The tensions in the Middle East have intensified since the attacks on tankers and drones, raising concerns about the passage through the Strait of Hormuz, a key route for the world oil trade.

At the same time, some support for oil prices comes from the larger-than-expected fall in US crude oil reserves.

Venezuela, the almost-forgotten name in US sanctions returned to the fore of the oil market on Tuesday as the Trump administration ratcheted up action against the South American country in a move that only briefly lifted crude prices. The US President Donald Trump signed an executive order late Monday to declare a total economic embargo against Venezuela, freezing all of the government’s assets and prohibiting transactions with the country unless specifically exempted. Trump wrote to Congress that the decision is designed to put further strain on Venezuela “in light of the continued usurpation of power by the illegitimate Nicolás Maduro regime”.

US oil inventorties

The American Petroleum Institute (API) reported a crude oil inventory draw of 3.4 million barrels for the week ending August 2, compared to analyst expectations of a 2.848-million barrel draw.

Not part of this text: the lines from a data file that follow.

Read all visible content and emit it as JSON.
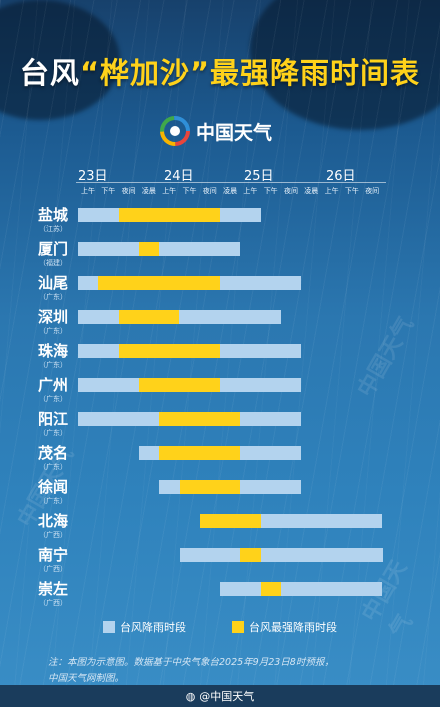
{
  "title": {
    "part1": "台风",
    "part2": "“桦加沙”最强降雨时间表",
    "part3": ""
  },
  "logo_text": "中国天气",
  "watermark": "中国天气",
  "legend": {
    "rain": "台风降雨时段",
    "strong": "台风最强降雨时段"
  },
  "note": {
    "line1": "注：本图为示意图。数据基于中央气象台2025年9月23日8时预报，",
    "line2": "中国天气网制图。"
  },
  "footer": "@中国天气",
  "colors": {
    "rain": "#b3d3ee",
    "strong": "#ffd21a",
    "title_accent": "#ffd21a"
  },
  "chart_data": {
    "type": "gantt",
    "days": [
      "23日",
      "24日",
      "25日",
      "26日"
    ],
    "slots": [
      {
        "day": 0,
        "label": "上午"
      },
      {
        "day": 0,
        "label": "下午"
      },
      {
        "day": 0,
        "label": "夜间"
      },
      {
        "day": 1,
        "label": "凌晨"
      },
      {
        "day": 1,
        "label": "上午"
      },
      {
        "day": 1,
        "label": "下午"
      },
      {
        "day": 1,
        "label": "夜间"
      },
      {
        "day": 2,
        "label": "凌晨"
      },
      {
        "day": 2,
        "label": "上午"
      },
      {
        "day": 2,
        "label": "下午"
      },
      {
        "day": 2,
        "label": "夜间"
      },
      {
        "day": 3,
        "label": "凌晨"
      },
      {
        "day": 3,
        "label": "上午"
      },
      {
        "day": 3,
        "label": "下午"
      },
      {
        "day": 3,
        "label": "夜间"
      }
    ],
    "cities": [
      {
        "name": "盐城",
        "province": "（江苏）",
        "rain": [
          0,
          9
        ],
        "strong": [
          2,
          7
        ]
      },
      {
        "name": "厦门",
        "province": "（福建）",
        "rain": [
          0,
          8
        ],
        "strong": [
          3,
          4
        ]
      },
      {
        "name": "汕尾",
        "province": "（广东）",
        "rain": [
          0,
          11
        ],
        "strong": [
          1,
          7
        ]
      },
      {
        "name": "深圳",
        "province": "（广东）",
        "rain": [
          0,
          10
        ],
        "strong": [
          2,
          5
        ]
      },
      {
        "name": "珠海",
        "province": "（广东）",
        "rain": [
          0,
          11
        ],
        "strong": [
          2,
          7
        ]
      },
      {
        "name": "广州",
        "province": "（广东）",
        "rain": [
          0,
          11
        ],
        "strong": [
          3,
          7
        ]
      },
      {
        "name": "阳江",
        "province": "（广东）",
        "rain": [
          0,
          11
        ],
        "strong": [
          4,
          8
        ]
      },
      {
        "name": "茂名",
        "province": "（广东）",
        "rain": [
          3,
          11
        ],
        "strong": [
          4,
          8
        ]
      },
      {
        "name": "徐闻",
        "province": "（广东）",
        "rain": [
          4,
          11
        ],
        "strong": [
          5,
          8
        ]
      },
      {
        "name": "北海",
        "province": "（广西）",
        "rain": [
          6,
          15
        ],
        "strong": [
          6,
          9
        ]
      },
      {
        "name": "南宁",
        "province": "（广西）",
        "rain": [
          5,
          15
        ],
        "strong": [
          8,
          9
        ]
      },
      {
        "name": "崇左",
        "province": "（广西）",
        "rain": [
          7,
          15
        ],
        "strong": [
          9,
          10
        ]
      }
    ]
  }
}
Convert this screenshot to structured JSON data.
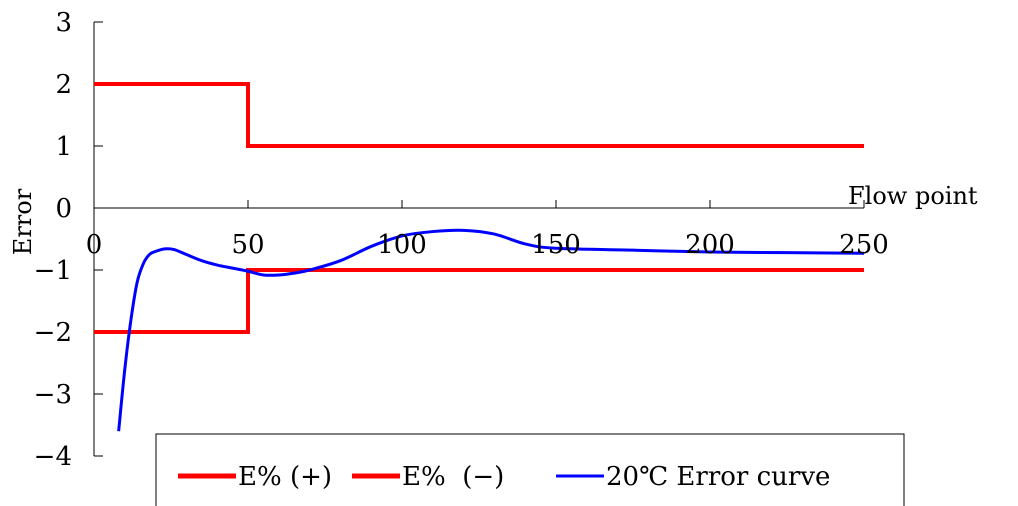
{
  "chart_data": {
    "type": "line",
    "title": "",
    "xlabel": "Flow point",
    "ylabel": "Error",
    "xlim": [
      0,
      250
    ],
    "ylim": [
      -4,
      3
    ],
    "x_ticks": [
      0,
      50,
      100,
      150,
      200,
      250
    ],
    "y_ticks": [
      3,
      2,
      1,
      0,
      -1,
      -2,
      -3,
      -4
    ],
    "x_tick_labels": [
      "0",
      "50",
      "100",
      "150",
      "200",
      "250"
    ],
    "y_tick_labels": [
      "3",
      "2",
      "1",
      "0",
      "−1",
      "−2",
      "−3",
      "−4"
    ],
    "grid": false,
    "legend_position": "bottom",
    "series": [
      {
        "name": "E% (+)",
        "legend_label": "E% (+)",
        "color": "#ff0000",
        "shape": "step",
        "x": [
          0,
          50,
          50,
          250
        ],
        "y": [
          2,
          2,
          1,
          1
        ]
      },
      {
        "name": "E% (−)",
        "legend_label": "E%  (−)",
        "color": "#ff0000",
        "shape": "step",
        "x": [
          0,
          50,
          50,
          250
        ],
        "y": [
          -2,
          -2,
          -1,
          -1
        ]
      },
      {
        "name": "20℃ Error curve",
        "legend_label": "20℃ Error curve",
        "color": "#0000ff",
        "shape": "smooth",
        "x": [
          8,
          10,
          12,
          14,
          16,
          18,
          20,
          23,
          26,
          30,
          35,
          40,
          45,
          50,
          55,
          60,
          65,
          70,
          80,
          90,
          100,
          110,
          120,
          130,
          140,
          150,
          175,
          200,
          225,
          250
        ],
        "y": [
          -3.6,
          -2.6,
          -1.8,
          -1.2,
          -0.9,
          -0.75,
          -0.7,
          -0.66,
          -0.67,
          -0.75,
          -0.85,
          -0.92,
          -0.97,
          -1.02,
          -1.08,
          -1.08,
          -1.05,
          -1.0,
          -0.85,
          -0.62,
          -0.45,
          -0.38,
          -0.36,
          -0.42,
          -0.58,
          -0.65,
          -0.68,
          -0.71,
          -0.72,
          -0.73
        ]
      }
    ]
  }
}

The inventory draw this week compares to last week’s large draw of 6.024 million barrels, bringing the net inventory moves for the year into net draw territory, according to API data. A day later, the EIA confirmed an inventory drawdown of 8.5 million barrels.

After today’s inventory move, the net draw for the year is 8.23 million barrels for the 32-week reporting period so far, using API data.

The API this week reported a 1.1-barrel draw in gasoline inventories for the week ending August 2. Analysts predicted a draw in gasoline inventories of 722,000 barrels for the week.

The distillate inventories rose by 1.2 million barrels for the week, while inventories at Cushing fell by 1.6-million barrels.

The administration showed that production for the week ending July 25 rebounded to 12.2 million barrels per day, just 200,000 barrels per day off the all-time high of 2.4 million barrels per day.

The U.S. Energy Information Administration report on crude oil inventories is due to be released at its regularly scheduled time on Wednesday at 10:30 a.m. EST.